Net zoals je een bril kiest die het heftige zonlicht filtert, moet je de golflengte van de laser laten aansluiten bij de kleur van de tatoeage-inkt. Zwarte inkt is vrij eenvoudig – bijna alle golflengtes werken – maar gekleurde pigmenten vragen om specifieke lichtspectrumkeuze (Kossida et al., 2015).

Groene tattoos weerkaatsen licht rond 500–565 nm en worden NIET behandeld met 532 nm, maar liever met 755 nm of 1064 nm. Rood of blauw? Dat vraagt dan om andere golflengtecombinaties. Voor uitgebreide kleurenselectie heb je een apparaat met meerdere golflengten. Deze kun je verkrijgen via meerdere caviteitsresonatoren (duur) of via wisselbare handstukken (betaalbaarder, maar met energieverlies).

En let op dat invloed van energie: sommige modellen verliezen tot de helft van hun vermogen bij wisselstukken — een valkuil waar veel kopers ingaan.

Energie-output: het hart van effectiviteit

De kracht van de laser komt tot uiting in de energie-output, meestal uitgedrukt in joules (J) of millijoules (mJ).
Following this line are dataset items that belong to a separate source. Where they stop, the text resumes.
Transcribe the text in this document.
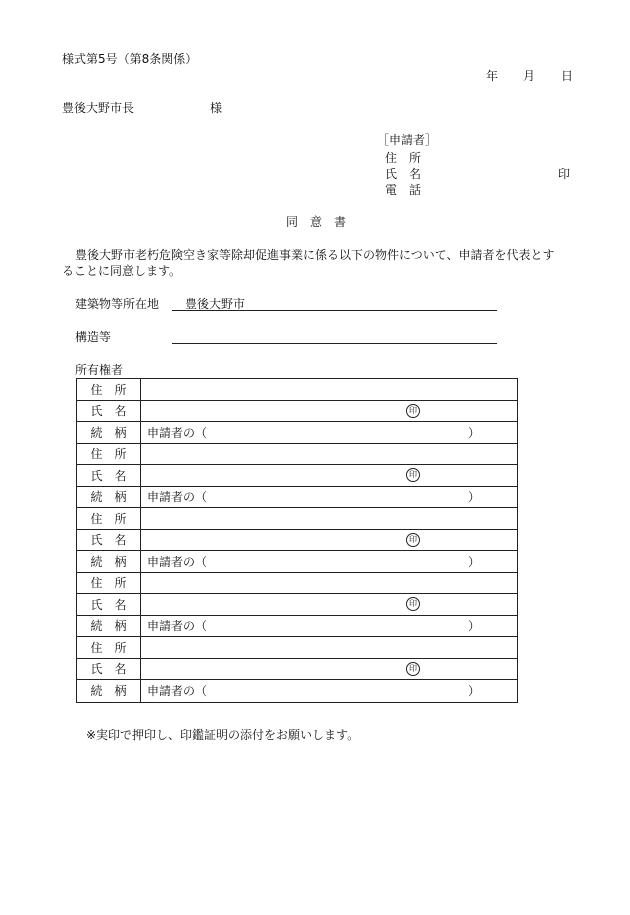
様式第5号（第8条関係）
年 月 日
豊後大野市長	様
［申請者］
住　所
氏　名	印
電　話
同　意　書
豊後大野市老朽危険空き家等除却促進事業に係る以下の物件について、申請者を代表とす
ることに同意します。
建築物等所在地 豊後大野市
構造等
所有権者
住所
氏名	印
続柄 申請者の（	）
住所
氏名	印
続柄 申請者の（	）
住所
氏名	印
続柄 申請者の（	）
住所
氏名	印
続柄 申請者の（	）
住所
氏名	印
続柄 申請者の（	）
※実印で押印し、印鑑証明の添付をお願いします。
Instapapparatuur (600 mJ) kost enkele duizenden dollars, terwijl professionele lasers (≥2 J) makkelijk boven de €70.000 uitkomen. Die extra mJ zijn essentieel om een tatoeage écht te verwijderen, niet alleen te vervagen (AOCD, z.j.; RealSelf-gebruikerservaringen).

Studies tonen dat succesvolle verwijdering — vaak meer dan 80 % pigmentneutralisatie — alleen behaald wordt met voldoende energie. En dat nanoseconde-lasers van dit kaliber in combinatie met picoseconden de beste resultaten opleveren (Hong et al., 2018; PMC-Optimising, 2015).

Koop bewust, behandel professioneel

Wil je écht effectief zijn in tatoeageverwijdering, neem dan een laser die:

  1. Echte picoseconde- én nanoseconde-pulsen biedt.

  2. Meerdere golflengten ondersteunt (via meerdere caviteitsresonatoren), afgestemd op inktkleur.

  3. Genoeg energie levert – minimaal 1–2 J, geen marketing-gadgets.

Met deze combinatie kun je betrouwbare, klinisch verantwoorde behandelingen uitvoeren. Idealiter werk je met apparatuur die een veilige “grove beitel én fijne beitel” biedt, zodat je het pigment stukje bij beetje effectief afbreekt. Dat betaalt zich terug in tevreden klanten, reputatie en omzet.

Referenties

Bäumler, W., Breu, C., Philipp, B., Haslböck, B., Berneburg, M., & Weiß, K. T. (2022). The efficacy and adverse reactions of laser-assisted tattoo removal – a prospective split study using nanosecond and picosecond lasers. Journal of the European Academy of Dermatology and Venereology, 36(2), 305–312.

De Freitas, L. F., & Hamblin, M. R. (2016). Proposed mechanisms of photobiomodulation or low-level light therapy. IEEE Journal of Selected Topics in Quantum Electronics, 22(3), 348–364.

Hong, J. H., Yoo, H. W., & Koh, J. S. (2018). Effects of picosecond laser on multi-colored tattoo removal using different wavelengths: a clinical and colorimeter analysis. PLoS ONE, 13(11), e0203370.

Kossida, T., Rigopoulos, D., Katsambas, A., & Anderson, R. R. (2015). Laser tattoo removal: a clinical update. Journal of Cutaneous and Aesthetic Surgery.

PMC-Optimising Laser Tattoo Removal. (2015). Journal of Cutaneous and Aesthetic Surgery.

RealSelf community discussion. (2020). What level of energy/fluence do your technicians use? RealSelf.